I like to think I’ve already painted the picture: she went in the canal. Obviously, she went in the canal. It’s a bizarre mesh of comedy on my mind, though. Please understand this happened over twenty years ago and a lot of alcohol and various other substances that affect one’s memory have passed my lips. My memory is serving me a snapshot of her ploughing into a bush and then heading face-first into the canal, but I think that happened later. The bush in my mind was a good five foot by five, and I believe it would have taken some vigilant pedalling whilst in the clutches of thorn and bracken to make it into the canal, which just doesn’t seem at all plausible, even for a distressed eight year old. I think the bush came first. Hell, I’m certain of it as the only thing that came after the dip in the canal was a speedy journey home. So I think she went hurtling into the thicket of the bush and our father had to retrieve her, no doubt embarrassed, arsey and probably half-wondering if she’d sneakily necked some of his Bells Scotch before we’d left the house.

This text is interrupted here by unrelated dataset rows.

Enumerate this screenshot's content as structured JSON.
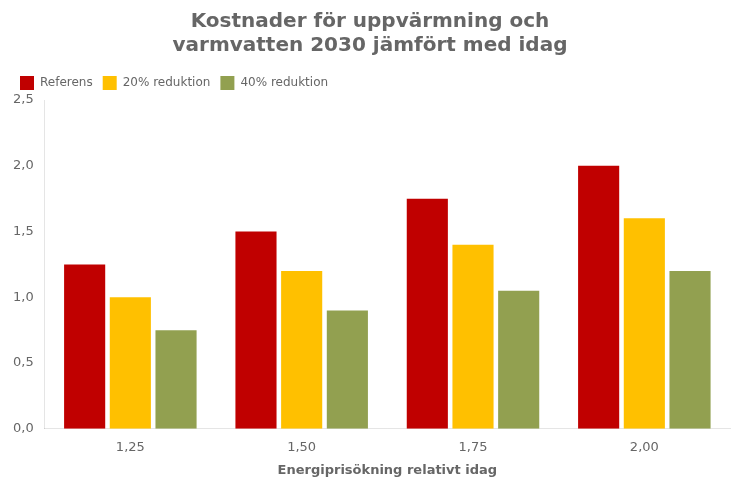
{
  "chart_data": {
    "type": "bar",
    "title": "Kostnader för uppvärmning och\nvarmvatten 2030 jämfört med idag",
    "xlabel": "Energiprisökning relativt idag",
    "categories": [
      "1,25",
      "1,50",
      "1,75",
      "2,00"
    ],
    "series": [
      {
        "name": "Referens",
        "color": "#C00000",
        "values": [
          1.25,
          1.5,
          1.75,
          2.0
        ]
      },
      {
        "name": "20% reduktion",
        "color": "#FFC000",
        "values": [
          1.0,
          1.2,
          1.4,
          1.6
        ]
      },
      {
        "name": "40% reduktion",
        "color": "#92A050",
        "values": [
          0.75,
          0.9,
          1.05,
          1.2
        ]
      }
    ],
    "ylim": [
      0,
      2.5
    ],
    "yticks": [
      {
        "value": 0.0,
        "label": "0,0"
      },
      {
        "value": 0.5,
        "label": "0,5"
      },
      {
        "value": 1.0,
        "label": "1,0"
      },
      {
        "value": 1.5,
        "label": "1,5"
      },
      {
        "value": 2.0,
        "label": "2,0"
      },
      {
        "value": 2.5,
        "label": "2,5"
      }
    ],
    "grid": false,
    "legend": "upper left"
  }
}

For the life of me, after both of those catastrophes, why our father seemed hellbent on continuing with this fiasco of an outing, I do not know, but he did and that was when the cherry on top of this bike-ride from hell revealed itself… in she went, narrowly avoiding being twatted by a passing barge, who kindly aided us in the retrieval of bicycle and child.

Naturally, a sopping, partially-drowned child is liable to put a damper on all activity, so to home we went; my father fretting the entire way about the arse-shaped water stain being imprinted on the back seat. It was a curious state of affairs, to say the least, and certainly a story that will be carried on through future generations of our family, much to L.’s mortification.